Se casaron —finalmente con la bendición del padre Morgan, cuyo apellido se parece demasiado al nombre del malvado Morgoth como para no esbozar una sonrisa— en marzo de 1916, y el 4 de junio del mismo año Tolkien llegaba a Francia como parte del 11º Batallón de los Fusileros de Lancashire para vivir el horror de las trincheras de la Batalla del Somme, donde casi 100.000 soldados británicos se dejarían la vida. En noviembre, enfermo de las llamadas “fiebres de la trinchera”, fue evacuado a Inglaterra y destinado a un campamento militar. Allí, paseando una tarde con Edith por la campiña, acabaron en un paraje cuajado de flores blancas. Tal y como le contó por carta a su hijo Christopher, Edith se convirtió en la clave de El Silmarillion.

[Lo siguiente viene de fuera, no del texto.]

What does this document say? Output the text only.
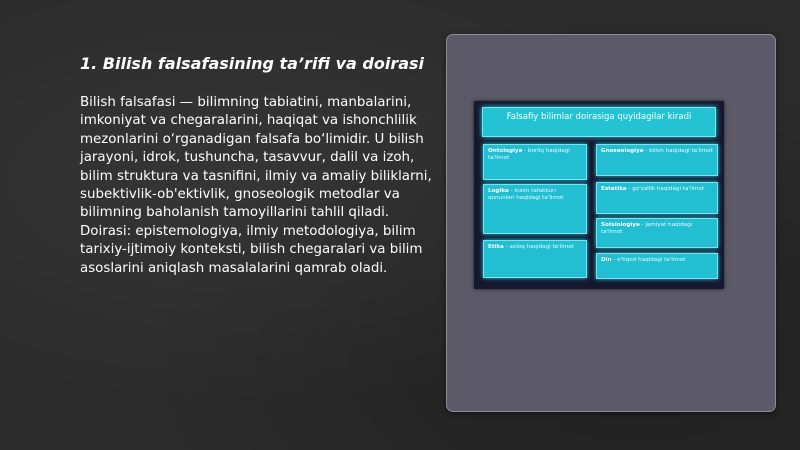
1. Bilish falsafasining ta’rifi va doirasi
Bilish falsafasi — bilimning tabiatini, manbalarini, imkoniyat va chegaralarini, haqiqat va ishonchlilik mezonlarini o‘rganadigan falsafa bo‘limidir. U bilish jarayoni, idrok, tushuncha, tasavvur, dalil va izoh, bilim struktura va tasnifini, ilmiy va amaliy biliklarni, subektivlik-ob'ektivlik, gnoseologik metodlar va bilimning baholanish tamoyillarini tahlil qiladi. Doirasi: epistemologiya, ilmiy metodologiya, bilim tarixiy-ijtimoiy konteksti, bilish chegaralari va bilim asoslarini aniqlash masalalarini qamrab oladi.
Falsafiy bilimlar doirasiga quyidagilar kiradi
Ontologiya - borliq haqidagi ta'limot
Logika - inson tafakkuri qonunlari haqidagi ta'limot
Etika - axloq haqidagi ta'limot
Gnoseologiya - bilish haqidagi ta'limot
Estetika - go'zallik haqidagi ta'limot
Sotsiologiya - jamiyat haqidagi ta'limot
Din - e'tiqod haqidagi ta'limot
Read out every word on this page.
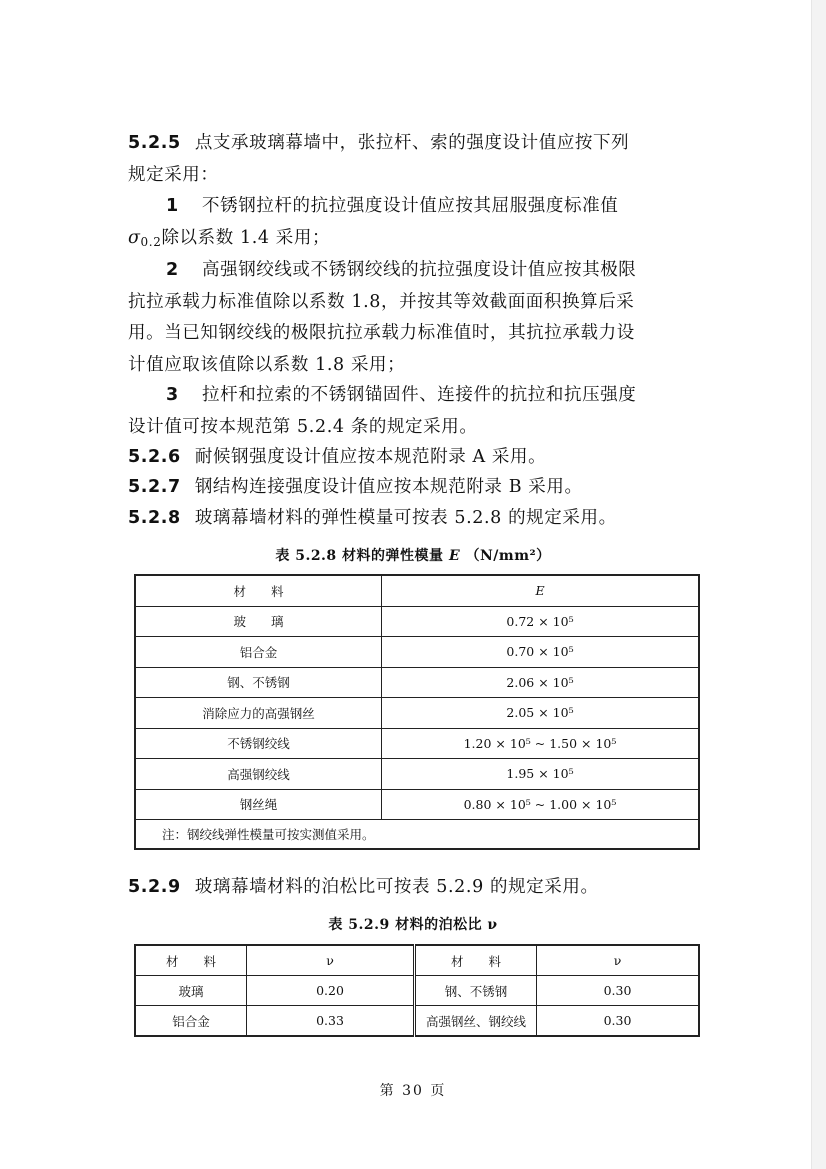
5.2.5 点支承玻璃幕墙中，张拉杆、索的强度设计值应按下列
规定采用：
1 不锈钢拉杆的抗拉强度设计值应按其屈服强度标准值
$\sigma_{0.2}$除以系数 1.4 采用；
2 高强钢绞线或不锈钢绞线的抗拉强度设计值应按其极限
抗拉承载力标准值除以系数 1.8，并按其等效截面面积换算后采
用。当已知钢绞线的极限抗拉承载力标准值时，其抗拉承载力设
计值应取该值除以系数 1.8 采用；
3 拉杆和拉索的不锈钢锚固件、连接件的抗拉和抗压强度
设计值可按本规范第 5.2.4 条的规定采用。
5.2.6 耐候钢强度设计值应按本规范附录 A 采用。
5.2.7 钢结构连接强度设计值应按本规范附录 B 采用。
5.2.8 玻璃幕墙材料的弹性模量可按表 5.2.8 的规定采用。
表 5.2.8 材料的弹性模量 E （N/mm²）
材　　料	E
玻　　璃	0.72 × 10⁵
铝合金	0.70 × 10⁵
钢、不锈钢	2.06 × 10⁵
消除应力的高强钢丝	2.05 × 10⁵
不锈钢绞线	1.20 × 10⁵ ~ 1.50 × 10⁵
高强钢绞线	1.95 × 10⁵
钢丝绳	0.80 × 10⁵ ~ 1.00 × 10⁵
注：钢绞线弹性模量可按实测值采用。	
5.2.9 玻璃幕墙材料的泊松比可按表 5.2.9 的规定采用。
表 5.2.9 材料的泊松比 ν
材　　料	ν	材　　料	ν
玻璃	0.20	钢、不锈钢	0.30
铝合金	0.33	高强钢丝、钢绞线	0.30
第 30 页
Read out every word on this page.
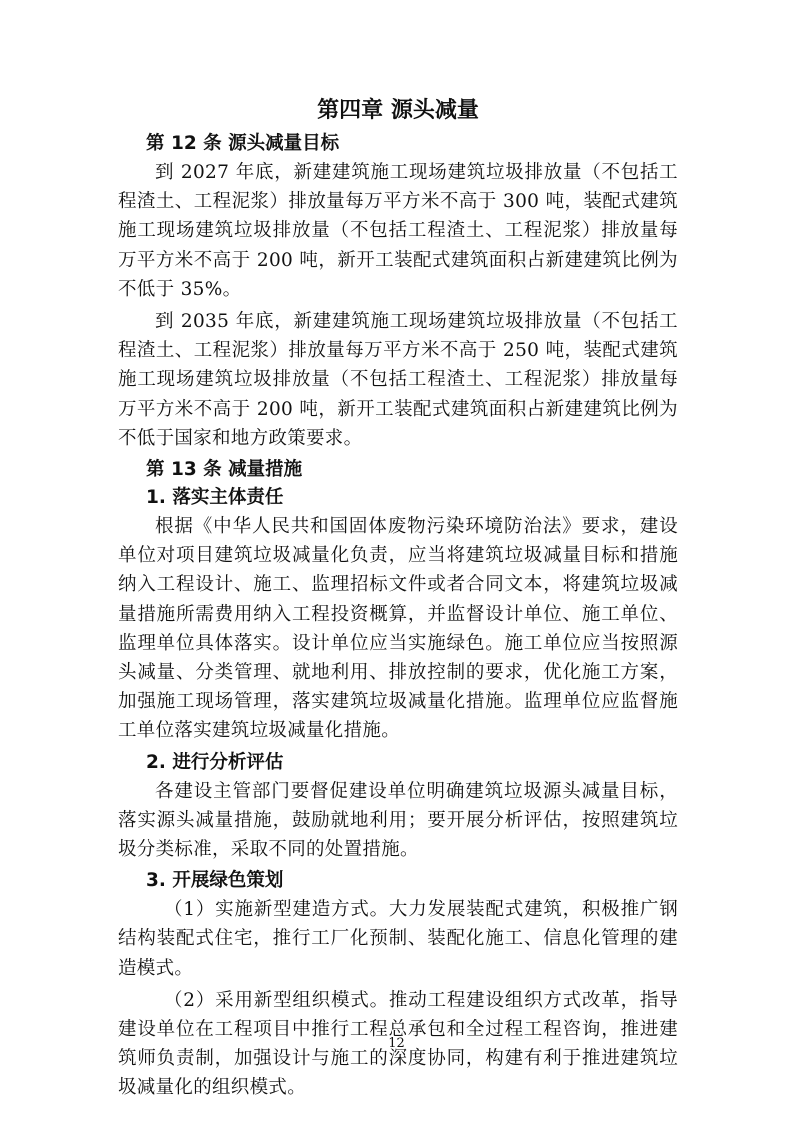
第四章 源头减量
第 12 条 源头减量目标

到 2027 年底，新建建筑施工现场建筑垃圾排放量（不包括工程渣土、工程泥浆）排放量每万平方米不高于 300 吨，装配式建筑施工现场建筑垃圾排放量（不包括工程渣土、工程泥浆）排放量每万平方米不高于 200 吨，新开工装配式建筑面积占新建建筑比例为不低于 35%。

到 2035 年底，新建建筑施工现场建筑垃圾排放量（不包括工程渣土、工程泥浆）排放量每万平方米不高于 250 吨，装配式建筑施工现场建筑垃圾排放量（不包括工程渣土、工程泥浆）排放量每万平方米不高于 200 吨，新开工装配式建筑面积占新建建筑比例为不低于国家和地方政策要求。

第 13 条 减量措施
1. 落实主体责任

根据《中华人民共和国固体废物污染环境防治法》要求，建设单位对项目建筑垃圾减量化负责，应当将建筑垃圾减量目标和措施纳入工程设计、施工、监理招标文件或者合同文本，将建筑垃圾减量措施所需费用纳入工程投资概算，并监督设计单位、施工单位、监理单位具体落实。设计单位应当实施绿色。施工单位应当按照源头减量、分类管理、就地利用、排放控制的要求，优化施工方案，加强施工现场管理，落实建筑垃圾减量化措施。监理单位应监督施工单位落实建筑垃圾减量化措施。

2. 进行分析评估

各建设主管部门要督促建设单位明确建筑垃圾源头减量目标，落实源头减量措施，鼓励就地利用；要开展分析评估，按照建筑垃圾分类标准，采取不同的处置措施。

3. 开展绿色策划

（1）实施新型建造方式。大力发展装配式建筑，积极推广钢结构装配式住宅，推行工厂化预制、装配化施工、信息化管理的建造模式。

（2）采用新型组织模式。推动工程建设组织方式改革，指导建设单位在工程项目中推行工程总承包和全过程工程咨询，推进建筑师负责制，加强设计与施工的深度协同，构建有利于推进建筑垃圾减量化的组织模式。

12
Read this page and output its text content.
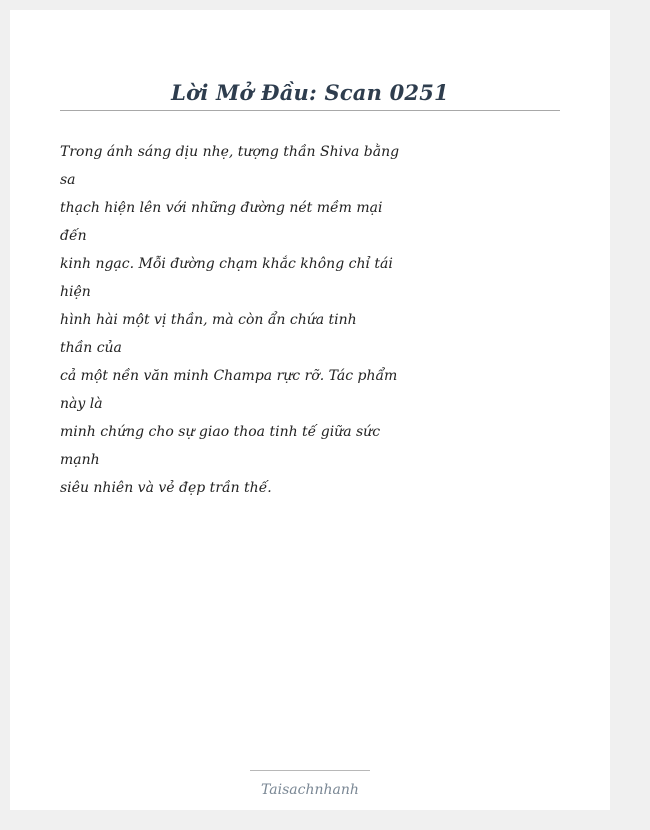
Lời Mở Đầu: Scan 0251
Trong ánh sáng dịu nhẹ, tượng thần Shiva bằng
sa
thạch hiện lên với những đường nét mềm mại
đến
kinh ngạc. Mỗi đường chạm khắc không chỉ tái
hiện
hình hài một vị thần, mà còn ẩn chứa tinh
thần của
cả một nền văn minh Champa rực rỡ. Tác phẩm
này là
minh chứng cho sự giao thoa tinh tế giữa sức
mạnh
siêu nhiên và vẻ đẹp trần thế.
Taisachnhanh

La historia de Lúthien y Beren, dice Tolkien, “fue concebida por primera vez en un pequeño claro de bosque lleno de cicutas en Roos, en Yorkshire, (donde estuve un tiempo al mando de un puesto de la Guarnición del Humber en 1917, y donde ella pudo vivir conmigo parte de ese tiempo). En aquellos días su pelo era negro, su piel clara, sus ojos los más brillantes que hayas visto, y podía cantar y bailar. Pero la historia se ha deformado, y yo me voy, y yo no puedo eludir al inexorable Mandos”.
Efectivamente, Mandos, el Juez de los Muertos de la Tierra Media, reclamó a Edith el 29 de noviembre de 1971, a los 82 años. John se reuniría con ella 21 meses más tarde. Él tenía 81 y habían estado casados durante 55 años. En la tumba que concentra varias veces al año a incondicionales y admiradores, además de los nombres de Edith y John también figuran, claro, los de Lúthien y Beren. Y a los que hemos soñado con las historias de la Tierra Media nos reconforta pensar que, como ellos, podremos estar junto al amor de nuestras vidas en las Tierras Imperecederas.
(1) Tres Anillos para los Reyes Elfos bajo el cielo. / Siete para los Señores Enanos en salas de piedra. / Nueve para los Hombres Mortales condenados a morir. / Uno para el Señor Oscuro, sobre su trono oscuro, / en la Tierra de Mordor donde se extienden las Sombras. / Un Anillo para gobernarlos a todos. Un Anillo para encontrarlos, / un Anillo para atraerlos a todos y atarlos en las tinieblas. / En la Tierra de Mordor donde se extienden las Sombras.
Traducción de Luis Doménech y Matilde Horne para la 1ª edición de El Señor de los Anillos de la editorial Minotauro.